Inocente o culpable. No queda otra; esta idea recorre las escenas y nuestra conciencia, a pesar de todos los trucos de magia. Uno a uno, todos los personajes pasan por una suerte de confesionario, un micro abierto por el que podría seguir pasando todo el público: una liturgia íntima acompañada de piano y de la voz cristalina de Carola Zafarana. Una escena soberbia que rompe la historia y nos traslada al teatro dentro del teatro. Un momento culminante en Hamletología que suaviza el clima de guerra inminente. Uno a uno, cada personaje se desnuda de sus arneses. Cada actor se expone a la mirada del público, como un juez, como una suerte de audiencia de programa televisivo, para decir su verdad: su guerra. Su conflicto, su esperanza. Todos los actores hasta llegar a la propia directora, que rompe la cuarta pared y se adentra en la escena como un demiurgo sagrado, exponiendo una verdad espiritual olvidada por el hombre postmoderno.

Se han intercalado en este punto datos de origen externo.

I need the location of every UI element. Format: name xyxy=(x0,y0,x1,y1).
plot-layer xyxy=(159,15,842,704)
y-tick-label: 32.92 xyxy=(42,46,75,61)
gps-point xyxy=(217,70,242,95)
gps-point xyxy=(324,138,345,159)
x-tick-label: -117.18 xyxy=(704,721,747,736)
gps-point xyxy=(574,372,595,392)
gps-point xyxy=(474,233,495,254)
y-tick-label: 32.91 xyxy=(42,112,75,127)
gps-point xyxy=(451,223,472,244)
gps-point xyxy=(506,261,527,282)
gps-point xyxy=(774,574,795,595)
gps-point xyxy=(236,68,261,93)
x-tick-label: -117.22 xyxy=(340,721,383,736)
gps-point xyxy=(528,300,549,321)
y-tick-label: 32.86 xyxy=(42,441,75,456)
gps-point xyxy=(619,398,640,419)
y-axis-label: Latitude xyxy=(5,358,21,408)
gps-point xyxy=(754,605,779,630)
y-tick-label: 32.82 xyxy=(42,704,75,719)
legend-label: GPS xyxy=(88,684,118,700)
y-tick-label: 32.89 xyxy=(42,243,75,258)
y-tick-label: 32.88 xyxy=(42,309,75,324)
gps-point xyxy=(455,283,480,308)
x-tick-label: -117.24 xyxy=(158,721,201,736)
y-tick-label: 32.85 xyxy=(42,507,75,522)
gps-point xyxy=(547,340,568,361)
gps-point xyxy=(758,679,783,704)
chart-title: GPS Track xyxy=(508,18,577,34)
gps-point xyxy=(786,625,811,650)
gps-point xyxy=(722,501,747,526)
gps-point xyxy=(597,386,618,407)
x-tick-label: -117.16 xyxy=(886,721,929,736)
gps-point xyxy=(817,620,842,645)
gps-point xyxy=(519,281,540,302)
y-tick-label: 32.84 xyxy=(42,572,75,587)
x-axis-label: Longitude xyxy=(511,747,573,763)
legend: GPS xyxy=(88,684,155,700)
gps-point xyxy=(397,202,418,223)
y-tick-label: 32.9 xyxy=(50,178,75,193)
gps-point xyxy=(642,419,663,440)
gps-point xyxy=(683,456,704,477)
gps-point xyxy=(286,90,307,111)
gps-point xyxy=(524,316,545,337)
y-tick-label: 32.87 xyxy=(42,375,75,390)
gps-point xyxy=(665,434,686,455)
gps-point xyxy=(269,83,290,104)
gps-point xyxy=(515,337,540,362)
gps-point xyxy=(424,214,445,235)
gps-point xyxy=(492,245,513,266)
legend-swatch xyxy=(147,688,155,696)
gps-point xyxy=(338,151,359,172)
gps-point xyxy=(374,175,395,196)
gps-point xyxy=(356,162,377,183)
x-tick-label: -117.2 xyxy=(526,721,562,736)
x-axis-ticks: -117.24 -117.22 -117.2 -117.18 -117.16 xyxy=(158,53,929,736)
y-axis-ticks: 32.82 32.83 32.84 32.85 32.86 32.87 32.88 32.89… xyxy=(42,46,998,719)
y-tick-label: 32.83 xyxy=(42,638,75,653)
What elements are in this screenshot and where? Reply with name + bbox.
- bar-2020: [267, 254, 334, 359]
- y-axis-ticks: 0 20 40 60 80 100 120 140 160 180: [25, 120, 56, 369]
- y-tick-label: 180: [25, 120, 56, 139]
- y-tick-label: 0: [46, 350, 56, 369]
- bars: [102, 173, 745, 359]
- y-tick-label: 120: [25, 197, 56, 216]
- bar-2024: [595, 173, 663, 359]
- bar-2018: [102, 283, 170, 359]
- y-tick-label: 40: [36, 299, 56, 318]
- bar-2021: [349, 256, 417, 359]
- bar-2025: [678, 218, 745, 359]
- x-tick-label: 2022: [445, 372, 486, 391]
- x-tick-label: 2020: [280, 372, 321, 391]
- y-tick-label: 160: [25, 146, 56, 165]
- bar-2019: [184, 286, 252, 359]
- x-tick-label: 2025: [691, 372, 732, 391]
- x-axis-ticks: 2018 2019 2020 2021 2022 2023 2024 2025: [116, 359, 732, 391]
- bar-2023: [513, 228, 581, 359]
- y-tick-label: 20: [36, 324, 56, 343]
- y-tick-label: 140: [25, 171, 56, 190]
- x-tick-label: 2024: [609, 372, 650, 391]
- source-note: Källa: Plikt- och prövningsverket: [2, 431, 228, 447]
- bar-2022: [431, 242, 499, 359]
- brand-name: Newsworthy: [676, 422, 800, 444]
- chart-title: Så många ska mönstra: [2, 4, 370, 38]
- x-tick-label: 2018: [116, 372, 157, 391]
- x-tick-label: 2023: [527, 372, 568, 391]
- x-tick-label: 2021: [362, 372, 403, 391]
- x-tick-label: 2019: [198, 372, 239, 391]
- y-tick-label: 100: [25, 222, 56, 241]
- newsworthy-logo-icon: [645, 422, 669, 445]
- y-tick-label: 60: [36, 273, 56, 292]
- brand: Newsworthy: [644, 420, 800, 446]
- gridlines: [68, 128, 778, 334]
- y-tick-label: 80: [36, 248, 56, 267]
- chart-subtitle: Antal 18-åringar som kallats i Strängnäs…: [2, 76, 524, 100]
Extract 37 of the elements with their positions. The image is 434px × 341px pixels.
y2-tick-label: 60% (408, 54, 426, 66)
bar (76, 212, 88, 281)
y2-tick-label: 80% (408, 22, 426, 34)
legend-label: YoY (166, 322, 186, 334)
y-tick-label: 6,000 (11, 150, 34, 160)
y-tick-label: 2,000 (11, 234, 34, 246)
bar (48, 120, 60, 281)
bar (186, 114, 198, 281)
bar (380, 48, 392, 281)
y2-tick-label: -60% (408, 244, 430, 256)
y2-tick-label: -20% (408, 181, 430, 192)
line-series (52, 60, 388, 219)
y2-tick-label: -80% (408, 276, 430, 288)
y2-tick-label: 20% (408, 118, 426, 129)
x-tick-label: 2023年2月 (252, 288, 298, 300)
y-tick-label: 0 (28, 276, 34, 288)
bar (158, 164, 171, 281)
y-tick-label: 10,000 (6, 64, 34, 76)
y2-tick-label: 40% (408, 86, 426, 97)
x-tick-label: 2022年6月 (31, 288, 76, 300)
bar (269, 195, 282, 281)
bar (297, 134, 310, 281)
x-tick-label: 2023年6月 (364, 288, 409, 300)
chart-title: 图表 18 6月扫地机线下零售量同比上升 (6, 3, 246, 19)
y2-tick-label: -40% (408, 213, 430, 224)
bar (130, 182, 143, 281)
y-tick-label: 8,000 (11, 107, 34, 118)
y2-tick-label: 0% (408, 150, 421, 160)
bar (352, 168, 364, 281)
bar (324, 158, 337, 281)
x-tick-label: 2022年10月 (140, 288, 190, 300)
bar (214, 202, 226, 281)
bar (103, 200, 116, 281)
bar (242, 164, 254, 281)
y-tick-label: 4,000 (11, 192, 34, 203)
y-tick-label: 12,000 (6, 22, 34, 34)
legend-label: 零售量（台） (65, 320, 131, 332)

Quizá sea cierto que los creadores no sean de este mundo. Quizá sea cierto que sean de otros mundos: mucho más reales al que nos circunda; quizá por eso nos devuelvan siempre la imagen de nuestro tiempo a través de un espejo deformado donde poder vernos de verdad. Un espejo escénico que refleja, como ya sabía Shakespeare, la crónica exacta y precisa de nuestro mundo. Una imagen que está más allá de los telediarios y el bombardeo de imágenes. Una crónica capaz de romper nuestras defensas. Un canto y un rezo para encontrar la paz. La paz merecida después de tanta guerra santa adentro y afuera.
Largo es el camino y bella y dura la vieja tragedia clásica, estimados cómicos. Gracias por recordárnoslo una vez más.